As Western policymakers grapple with how to interpret promising signs of potential deescalation in the Russia/Ukraine conflict, U.S. cybersecurity agencies continue to warn private industry and defense contractors to be on guard for potential Russian hacking campaigns.
The latest missive is a joint advisory Wednesday from the Cybersecurity and Infrastructure Security Agency, the FBI and the NSA detailing how Russian hackers have been persistently targeting cleared U.S. defense contractors over the past two years. In particular, the campaign targets companies responsible for supporting U.S. military and intelligence capabilities, including providing weapons and missile development, software development and logistics, command, control, communications and combat systems, intelligence, surveillance reconnaissance and targeting and vehicle and aircraft design.
While Russian APTs are known for developing custom malware and novel attack paths, these threat actors aren’t doing anything particularly sophisticated to get into contractor systems, relying on standbys like spearphishing, brute force password cracking, credential harvesting and previously disclosed vulnerabilities. Compromising cloud environments and Microsoft 365 are among the environments they have prioritized.
“These actors take advantage of simple passwords, unpatched systems, and unsuspecting employees to gain initial access before moving laterally through the network to establish persistence and exfiltrate data,” the agencies wrote.
The agencies claim these effort have resulted in the exfiltration and theft of what is known as controlled unclassified information — data around ongoing contracts and projects that fall below short of classification but contain proprietary trade secrets that contractors are still required to secure — that has provided the Russian government with “significant insight into U.S. weapons platform development and deployment timelines, vehicle specifications and plans for communications infrastructure and information technology.”

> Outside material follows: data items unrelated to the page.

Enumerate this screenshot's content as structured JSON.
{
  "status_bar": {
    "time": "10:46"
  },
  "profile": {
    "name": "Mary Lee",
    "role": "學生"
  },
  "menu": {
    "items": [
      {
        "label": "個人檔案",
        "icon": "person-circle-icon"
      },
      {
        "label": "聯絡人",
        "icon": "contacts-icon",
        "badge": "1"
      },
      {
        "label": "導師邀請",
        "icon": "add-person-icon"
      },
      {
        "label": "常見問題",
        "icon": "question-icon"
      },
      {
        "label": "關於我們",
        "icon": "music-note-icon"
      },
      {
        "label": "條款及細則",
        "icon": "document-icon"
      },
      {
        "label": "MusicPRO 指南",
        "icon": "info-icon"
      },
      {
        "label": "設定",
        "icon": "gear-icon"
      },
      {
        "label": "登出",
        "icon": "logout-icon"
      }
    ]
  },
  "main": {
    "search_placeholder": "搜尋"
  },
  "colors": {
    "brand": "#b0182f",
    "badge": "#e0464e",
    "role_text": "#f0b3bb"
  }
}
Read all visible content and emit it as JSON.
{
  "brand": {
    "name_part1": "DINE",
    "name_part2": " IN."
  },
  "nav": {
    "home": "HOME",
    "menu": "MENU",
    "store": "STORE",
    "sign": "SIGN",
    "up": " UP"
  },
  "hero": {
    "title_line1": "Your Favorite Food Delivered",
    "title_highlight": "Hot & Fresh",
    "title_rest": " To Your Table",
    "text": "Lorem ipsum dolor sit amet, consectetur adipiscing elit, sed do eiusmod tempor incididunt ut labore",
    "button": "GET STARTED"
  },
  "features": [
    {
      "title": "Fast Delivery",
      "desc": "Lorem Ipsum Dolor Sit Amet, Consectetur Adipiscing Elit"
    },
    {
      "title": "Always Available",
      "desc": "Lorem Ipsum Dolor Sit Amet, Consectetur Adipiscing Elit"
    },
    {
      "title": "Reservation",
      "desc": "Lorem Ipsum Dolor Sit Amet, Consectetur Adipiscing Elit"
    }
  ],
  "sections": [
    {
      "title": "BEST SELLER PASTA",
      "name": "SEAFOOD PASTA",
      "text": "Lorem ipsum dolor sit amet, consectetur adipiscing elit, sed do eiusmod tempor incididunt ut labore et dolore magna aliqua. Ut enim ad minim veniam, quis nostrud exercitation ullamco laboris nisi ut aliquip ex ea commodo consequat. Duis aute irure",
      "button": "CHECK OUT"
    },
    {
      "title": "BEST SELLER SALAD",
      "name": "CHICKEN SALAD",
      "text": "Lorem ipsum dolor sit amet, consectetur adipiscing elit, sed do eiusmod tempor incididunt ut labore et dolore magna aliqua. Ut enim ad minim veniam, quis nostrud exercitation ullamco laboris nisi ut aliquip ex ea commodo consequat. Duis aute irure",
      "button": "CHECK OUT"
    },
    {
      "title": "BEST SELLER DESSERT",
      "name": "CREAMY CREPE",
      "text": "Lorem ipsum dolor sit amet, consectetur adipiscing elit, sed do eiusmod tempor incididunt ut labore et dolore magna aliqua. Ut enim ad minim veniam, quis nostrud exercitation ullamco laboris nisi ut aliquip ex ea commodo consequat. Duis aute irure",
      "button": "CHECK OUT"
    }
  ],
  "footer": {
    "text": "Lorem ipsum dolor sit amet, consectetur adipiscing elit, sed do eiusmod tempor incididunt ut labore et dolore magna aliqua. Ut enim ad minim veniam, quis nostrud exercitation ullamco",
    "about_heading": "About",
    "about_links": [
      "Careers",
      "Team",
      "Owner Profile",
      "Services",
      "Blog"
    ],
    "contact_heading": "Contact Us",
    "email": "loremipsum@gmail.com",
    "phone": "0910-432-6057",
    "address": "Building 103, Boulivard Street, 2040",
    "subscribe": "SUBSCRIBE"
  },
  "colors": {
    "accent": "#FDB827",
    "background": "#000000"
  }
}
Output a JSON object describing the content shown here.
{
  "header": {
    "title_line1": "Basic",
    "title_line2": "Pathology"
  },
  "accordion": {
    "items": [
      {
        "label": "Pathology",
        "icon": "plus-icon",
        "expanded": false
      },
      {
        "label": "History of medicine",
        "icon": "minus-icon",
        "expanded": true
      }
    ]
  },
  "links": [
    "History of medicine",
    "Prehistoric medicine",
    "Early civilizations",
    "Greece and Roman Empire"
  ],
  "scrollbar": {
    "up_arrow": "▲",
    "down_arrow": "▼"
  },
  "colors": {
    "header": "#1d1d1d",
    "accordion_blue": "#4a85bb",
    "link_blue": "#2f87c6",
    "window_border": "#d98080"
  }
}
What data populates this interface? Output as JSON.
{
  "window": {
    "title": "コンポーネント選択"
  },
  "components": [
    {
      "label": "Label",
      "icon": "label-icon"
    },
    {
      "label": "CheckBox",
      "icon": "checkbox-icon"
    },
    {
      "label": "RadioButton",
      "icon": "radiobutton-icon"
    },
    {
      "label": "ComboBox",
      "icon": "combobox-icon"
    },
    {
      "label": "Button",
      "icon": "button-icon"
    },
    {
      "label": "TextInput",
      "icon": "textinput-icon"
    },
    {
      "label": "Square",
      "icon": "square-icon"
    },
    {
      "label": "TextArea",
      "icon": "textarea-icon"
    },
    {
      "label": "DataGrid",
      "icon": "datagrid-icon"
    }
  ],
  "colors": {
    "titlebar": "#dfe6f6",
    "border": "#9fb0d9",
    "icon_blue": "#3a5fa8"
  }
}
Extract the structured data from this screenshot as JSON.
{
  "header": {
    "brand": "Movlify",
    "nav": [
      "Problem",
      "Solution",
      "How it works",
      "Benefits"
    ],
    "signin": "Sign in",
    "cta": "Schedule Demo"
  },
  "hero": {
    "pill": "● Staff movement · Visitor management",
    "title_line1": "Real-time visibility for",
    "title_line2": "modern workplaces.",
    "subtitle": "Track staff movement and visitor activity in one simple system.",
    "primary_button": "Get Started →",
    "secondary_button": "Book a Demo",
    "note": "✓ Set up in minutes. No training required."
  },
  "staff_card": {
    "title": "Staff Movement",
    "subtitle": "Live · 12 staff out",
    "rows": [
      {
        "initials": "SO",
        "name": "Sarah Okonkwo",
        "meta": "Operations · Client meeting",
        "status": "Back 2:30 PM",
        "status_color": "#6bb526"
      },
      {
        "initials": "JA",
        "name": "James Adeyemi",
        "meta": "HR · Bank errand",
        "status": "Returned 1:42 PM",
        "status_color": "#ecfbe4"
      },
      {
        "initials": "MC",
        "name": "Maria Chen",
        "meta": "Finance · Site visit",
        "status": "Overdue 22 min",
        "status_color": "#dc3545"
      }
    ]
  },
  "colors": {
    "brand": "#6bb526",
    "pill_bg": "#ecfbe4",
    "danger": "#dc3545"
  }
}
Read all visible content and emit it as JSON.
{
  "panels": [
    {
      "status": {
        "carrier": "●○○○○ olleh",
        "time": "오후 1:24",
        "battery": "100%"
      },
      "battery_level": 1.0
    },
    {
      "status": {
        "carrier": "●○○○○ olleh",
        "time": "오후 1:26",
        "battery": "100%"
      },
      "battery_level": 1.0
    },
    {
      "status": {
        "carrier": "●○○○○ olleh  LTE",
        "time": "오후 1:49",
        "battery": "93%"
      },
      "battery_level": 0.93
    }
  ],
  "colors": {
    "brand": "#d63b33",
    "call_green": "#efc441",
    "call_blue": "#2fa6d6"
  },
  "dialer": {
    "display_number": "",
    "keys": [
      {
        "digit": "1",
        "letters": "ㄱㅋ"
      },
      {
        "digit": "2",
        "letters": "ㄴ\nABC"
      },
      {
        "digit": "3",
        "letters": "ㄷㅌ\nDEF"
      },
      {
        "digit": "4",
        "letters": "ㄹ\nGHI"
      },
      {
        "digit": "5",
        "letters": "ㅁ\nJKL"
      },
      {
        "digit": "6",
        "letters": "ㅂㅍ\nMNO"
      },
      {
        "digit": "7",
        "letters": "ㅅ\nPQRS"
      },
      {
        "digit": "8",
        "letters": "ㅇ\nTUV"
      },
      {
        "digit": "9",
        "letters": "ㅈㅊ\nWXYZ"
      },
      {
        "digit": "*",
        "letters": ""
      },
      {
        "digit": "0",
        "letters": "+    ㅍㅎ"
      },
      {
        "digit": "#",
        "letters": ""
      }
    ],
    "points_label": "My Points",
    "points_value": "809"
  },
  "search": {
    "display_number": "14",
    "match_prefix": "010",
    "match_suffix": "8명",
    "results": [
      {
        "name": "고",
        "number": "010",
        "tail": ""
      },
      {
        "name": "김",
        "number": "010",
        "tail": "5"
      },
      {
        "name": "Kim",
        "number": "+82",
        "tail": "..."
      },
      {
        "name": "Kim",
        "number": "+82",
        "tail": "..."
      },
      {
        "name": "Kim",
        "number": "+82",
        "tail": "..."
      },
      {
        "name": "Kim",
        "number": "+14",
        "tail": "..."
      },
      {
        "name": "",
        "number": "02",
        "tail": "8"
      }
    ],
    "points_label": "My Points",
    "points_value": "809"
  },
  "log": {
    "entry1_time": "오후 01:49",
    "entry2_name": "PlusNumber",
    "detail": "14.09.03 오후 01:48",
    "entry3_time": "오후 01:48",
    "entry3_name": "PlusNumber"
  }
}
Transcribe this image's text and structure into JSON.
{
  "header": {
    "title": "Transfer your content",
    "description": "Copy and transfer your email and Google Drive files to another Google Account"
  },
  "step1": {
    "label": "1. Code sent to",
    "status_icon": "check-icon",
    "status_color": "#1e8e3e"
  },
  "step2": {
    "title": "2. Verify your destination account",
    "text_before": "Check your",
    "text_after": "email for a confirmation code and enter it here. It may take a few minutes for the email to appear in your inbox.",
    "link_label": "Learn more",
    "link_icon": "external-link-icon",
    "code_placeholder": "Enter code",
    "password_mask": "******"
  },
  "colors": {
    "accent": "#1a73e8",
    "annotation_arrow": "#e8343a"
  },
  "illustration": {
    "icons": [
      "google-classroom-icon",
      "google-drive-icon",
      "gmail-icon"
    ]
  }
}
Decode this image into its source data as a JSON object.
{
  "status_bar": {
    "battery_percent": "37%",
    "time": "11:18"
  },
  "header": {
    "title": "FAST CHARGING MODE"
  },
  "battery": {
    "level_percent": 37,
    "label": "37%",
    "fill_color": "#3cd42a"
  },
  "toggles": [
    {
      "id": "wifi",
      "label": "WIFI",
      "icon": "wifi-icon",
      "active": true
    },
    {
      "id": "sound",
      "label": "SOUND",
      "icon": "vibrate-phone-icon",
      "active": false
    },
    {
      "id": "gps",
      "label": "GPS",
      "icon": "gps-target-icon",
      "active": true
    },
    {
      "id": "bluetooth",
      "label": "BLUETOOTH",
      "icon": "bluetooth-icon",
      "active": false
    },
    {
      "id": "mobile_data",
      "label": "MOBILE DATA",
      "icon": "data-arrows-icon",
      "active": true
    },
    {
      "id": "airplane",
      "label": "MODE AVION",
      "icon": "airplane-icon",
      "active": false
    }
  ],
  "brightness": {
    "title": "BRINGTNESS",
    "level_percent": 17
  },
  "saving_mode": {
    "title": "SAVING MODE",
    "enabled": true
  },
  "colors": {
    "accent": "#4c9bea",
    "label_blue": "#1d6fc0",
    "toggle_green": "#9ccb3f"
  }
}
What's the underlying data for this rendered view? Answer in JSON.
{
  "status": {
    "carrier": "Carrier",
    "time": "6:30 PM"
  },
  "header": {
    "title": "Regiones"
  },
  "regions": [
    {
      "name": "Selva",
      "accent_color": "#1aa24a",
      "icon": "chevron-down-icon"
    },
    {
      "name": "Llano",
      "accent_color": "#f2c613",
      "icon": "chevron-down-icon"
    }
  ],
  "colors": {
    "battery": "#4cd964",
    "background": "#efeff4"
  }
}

This kind of cyberespionage is common, though the agencies say this particular campaign has been ongoing since at least January 2020 and remains ongoing today. They’re not one off or temporary either: some of the actors were in contractor networks for up to six months, and the information stolen includes data from contractors supporting the U.S. Army, Navy, Air Force, Space Force and intelligence agencies.
“Although the actors have used a variety of malware to maintain persistence, the FBI, NSA, and CISA have also observed intrusions that did not rely on malware or other persistence mechanisms,” the agencies noted. “In these cases, it is likely the threat actors relied on possession of legitimate credentials for persistence, enabling them to pivot to other accounts, as needed, to maintain access to the compromised environments.”
How best to treat controlled unclassified information remains an ongoing question that the Department of Defense has struggled to answer. On the one hand, intelligence officials and lawmakers have repeatedly criticized the overclassification of otherwise routine documents and the negative impact it has on both national security and public transparency. On the other, officials have argued for years that the relentless theft of such controlled unclassified data has contributed to the material degradation of U.S. military advantage over countries like Russia and China.
The DoD is currently attempting to set up a certification program that would provide some form of auditing over the cybersecurity practices of defense contractors. But the program, called the Cybersecurity Maturity Model Certification, has gone through multiple iterations and restarts as Pentagon officials grapple with how stringent to make the requirements.
Initially the department envisioned that the vast majority of the 200,000 to 300,000 members of the defense industrial base would need independent audits from a third party showing that they were implementing cybersecurity controls spelled out in federal contracts. That plan received substantial pushback from the contractor community, while DoD officials have fretted that the requirements could shrink the defense industrial base too much and deny the military the ability to work with small or innovative businesses.
Last year, DoD rolled out “CMMC 2.0,” which attempted to simplify the different levels of certification and allow large chunks of the contractor base to continue self-certifying that they were following digital security requirements. That plan was walked back just last week when DoD officials acknowledged that, because many contractors are expected to have some nexus to controlled unclassified information, they would almost all need independent third-party assessments after all.